Quem acabou sentindo isso na pele foi quem esteve do outro lado naquele clássico. O ex-meia Tita contou ao Estadão os problemas que o Flamengo enfrentou na derrota para o Palmeiras. “Primeiro, o que tenho a falar é que o Palmeiras era um grande time. Mas o Flamengo achou que iria vencer a partida a qualquer momento. Achamos que éramos superiores. Nós éramos tricampeões cariocas, mas não tínhamos um time consolidado ainda. Pode-se dizer que nós jogamos de salto alto”, afirmou.

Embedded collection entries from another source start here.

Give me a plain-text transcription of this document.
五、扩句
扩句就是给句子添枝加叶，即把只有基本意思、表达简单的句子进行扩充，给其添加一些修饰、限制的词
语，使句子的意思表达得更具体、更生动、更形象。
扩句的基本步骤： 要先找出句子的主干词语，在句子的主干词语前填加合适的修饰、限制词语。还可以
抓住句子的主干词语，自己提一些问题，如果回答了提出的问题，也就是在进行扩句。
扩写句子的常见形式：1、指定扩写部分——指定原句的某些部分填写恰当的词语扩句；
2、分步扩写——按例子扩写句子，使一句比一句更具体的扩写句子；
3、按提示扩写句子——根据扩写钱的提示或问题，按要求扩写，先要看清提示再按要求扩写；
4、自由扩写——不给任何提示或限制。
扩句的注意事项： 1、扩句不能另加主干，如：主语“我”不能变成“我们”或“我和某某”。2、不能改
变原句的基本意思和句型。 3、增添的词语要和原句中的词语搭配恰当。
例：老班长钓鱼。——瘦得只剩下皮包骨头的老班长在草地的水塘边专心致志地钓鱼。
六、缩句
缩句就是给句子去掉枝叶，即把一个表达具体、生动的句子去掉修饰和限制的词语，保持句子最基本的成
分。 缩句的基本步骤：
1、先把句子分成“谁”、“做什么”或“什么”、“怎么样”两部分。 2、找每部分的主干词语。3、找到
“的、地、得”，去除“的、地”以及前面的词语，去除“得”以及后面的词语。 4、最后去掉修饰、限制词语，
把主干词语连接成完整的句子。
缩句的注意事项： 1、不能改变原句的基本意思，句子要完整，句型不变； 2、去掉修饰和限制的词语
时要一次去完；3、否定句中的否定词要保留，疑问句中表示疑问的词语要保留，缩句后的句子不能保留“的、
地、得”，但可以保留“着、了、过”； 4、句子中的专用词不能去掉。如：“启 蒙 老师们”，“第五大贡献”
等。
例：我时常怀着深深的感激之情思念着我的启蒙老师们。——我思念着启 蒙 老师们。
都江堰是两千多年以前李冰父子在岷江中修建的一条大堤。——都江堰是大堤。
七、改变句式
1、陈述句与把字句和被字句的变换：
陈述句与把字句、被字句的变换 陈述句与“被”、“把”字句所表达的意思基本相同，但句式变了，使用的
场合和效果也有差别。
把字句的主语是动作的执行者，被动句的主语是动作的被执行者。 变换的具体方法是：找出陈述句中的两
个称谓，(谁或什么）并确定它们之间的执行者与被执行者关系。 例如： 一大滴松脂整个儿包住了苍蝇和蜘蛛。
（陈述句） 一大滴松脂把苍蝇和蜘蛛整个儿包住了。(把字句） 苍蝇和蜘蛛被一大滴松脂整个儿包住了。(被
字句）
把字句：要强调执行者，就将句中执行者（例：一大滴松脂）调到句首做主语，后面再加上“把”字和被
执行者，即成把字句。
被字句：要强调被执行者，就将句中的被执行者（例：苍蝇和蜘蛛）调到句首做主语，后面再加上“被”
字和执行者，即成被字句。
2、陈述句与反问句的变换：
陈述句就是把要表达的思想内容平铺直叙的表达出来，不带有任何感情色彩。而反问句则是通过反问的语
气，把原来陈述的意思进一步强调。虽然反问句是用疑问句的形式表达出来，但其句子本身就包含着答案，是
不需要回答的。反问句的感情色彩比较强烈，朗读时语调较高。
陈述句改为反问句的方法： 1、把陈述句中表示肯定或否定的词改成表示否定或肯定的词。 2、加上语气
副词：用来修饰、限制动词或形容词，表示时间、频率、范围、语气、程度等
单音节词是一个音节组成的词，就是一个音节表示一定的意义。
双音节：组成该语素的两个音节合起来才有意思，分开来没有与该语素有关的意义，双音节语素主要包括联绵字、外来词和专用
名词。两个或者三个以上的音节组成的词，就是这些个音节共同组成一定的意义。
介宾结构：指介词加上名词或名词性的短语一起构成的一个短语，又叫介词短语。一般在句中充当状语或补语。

JOGAMOS DE SALTO ALTO – Tita, no entanto, disse que essa experiência amarga foi importante para a fase vitoriosa que o clube iniciaria a partir de 1980. “Foi duro, mas importante como aprendizado. Depois dessa derrota, tudo foi nosso. Ganhamos o Brasileiro de 80, Libertadores e Mundial de 81, o Carioca também. Ainda teve outro Brasileiro em 82, o de 83. Mas em 79, o Palmeiras mereceu aquela vitória”, disse o ex-jogador que destacou ainda o trabalho de Telê à frente do Palmeiras.

“O Telê foi um grande treinador e sempre fez bons trabalhos por onde passou. Ele sabia usar muito bem o que tinha em mãos. Além da nova geração, que tinha Pedrinho, Baroninho, Jorginho, ele contava com Jorge Mendonça, que barrou o Zico na Copa de 78 né”, completou Tita, que foi orientado por Telê na seleção brasileira.

Com passagem pelo comando técnico tanto de Palmeiras como Flamengo, Telê não conquistou títulos, mas deixou um legado de bons trabalhos. Ao ser questionado sobre qual dos dois times teria a preferência do Telê, Renê foi evasivo. “O Flamengo hoje joga um futebol que enche os olhos de todo mundo. Mas o Telê foi tão feliz no Palmeiras naquela passagem. Ele tem um carinho muito grande pelo Palmeiras.”